Me (eyes shuttering open at 3:54 in the morning): What?
Voices (sitting on the edge of the bed like Kramer in one of my favorite Seinfeld episodes, the one where Kramer decides to change his sleep schedule to become more productive): Hey.
Me (with an edge): What?
Voices: I was thinking, you know that series you’re going to write?
Me (sighing): What about it?
Voices: I thought of your main character’s name.
Me: That’s great. Now let me go back to sleep.
Voices: It’s (removed for several reasons).
Me (pauses, thinks): Why is that his name?
Voices: It’s not his real name, he got it from (rambles on for approximately twenty-one minutes, provides detailed, fully-formed back story, not only for character, but for some of his family).
Me: Wait…so the big thing that happened….it was twelve years ago?
Voices: Or ten. (The non-existent but somehow expressive eyes light up with that blazing, unquenchable fever, that all-consuming need to share.) See, that’s how it all happened! It was the (removed) from (removed) who decided to…(talks uninterruptedly for another forty minutes)…and then you’re at the scene, the one you already have planned out!

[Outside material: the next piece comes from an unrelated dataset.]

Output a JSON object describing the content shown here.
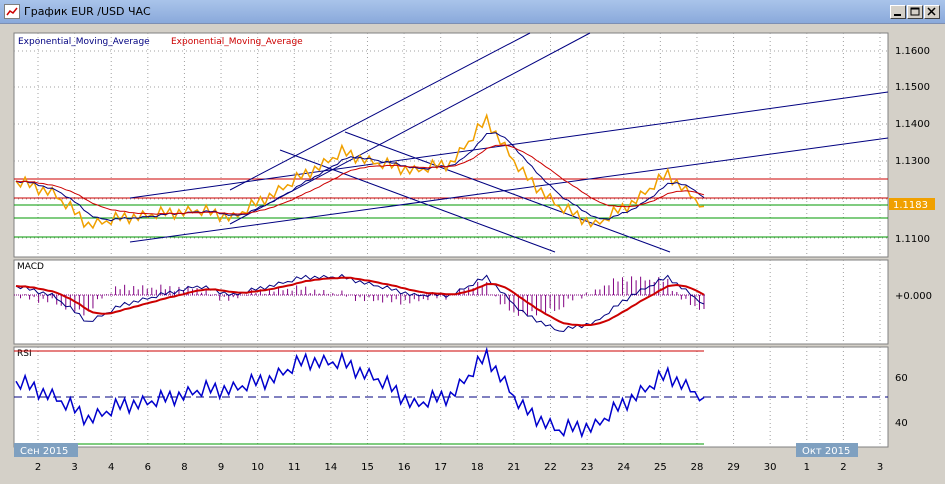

What do you think?
Me (chewing my lip): Hm.
Me (glances up at Voices): It’s good.
Me: Can I go back to bed now?
Voices (cocks an eyebrow, stares at me)
Me: I’m tired.
Voices: No, you’re not.
Me: Okay, I *was* tired.
Voices: You’re wide awake now.
Me: But I shouldn’t be. I need sleep, dammit. Four hours isn’t enough.
Voices: You never get more than five anyway.
Me (gritting my teeth): THAT DOESN’T MEAN I WANT TO REDUCE THE NUMBER EVEN FURTHER!
Voices (grins): See, you’re wide awake.
Me (glances around the dark bedroom, as if help will intervene from somewhere): You realize my eyes are sore.
Voices: Poor baby.
Me: And I have a bad cold. My nose is dripping like a faulty spigot.
Voices: You want a hug?
Me (rolls over, showing my back): Piss off.
Voices (patting my flank): Come on, princess. It’s time to write.
Me: Ten more minutes?
Voices: You know that won’t work.
Me: Because of YOU.
Me (grumbling, tosses back covers, hobbles out of bed)
Voices: There you go…one foot in front of the other…
Me: Shut up.
Voices (for the first time completely serious): Oh no. (shakes head). Oh my goodness no. Shut up is the one thing I won’t do.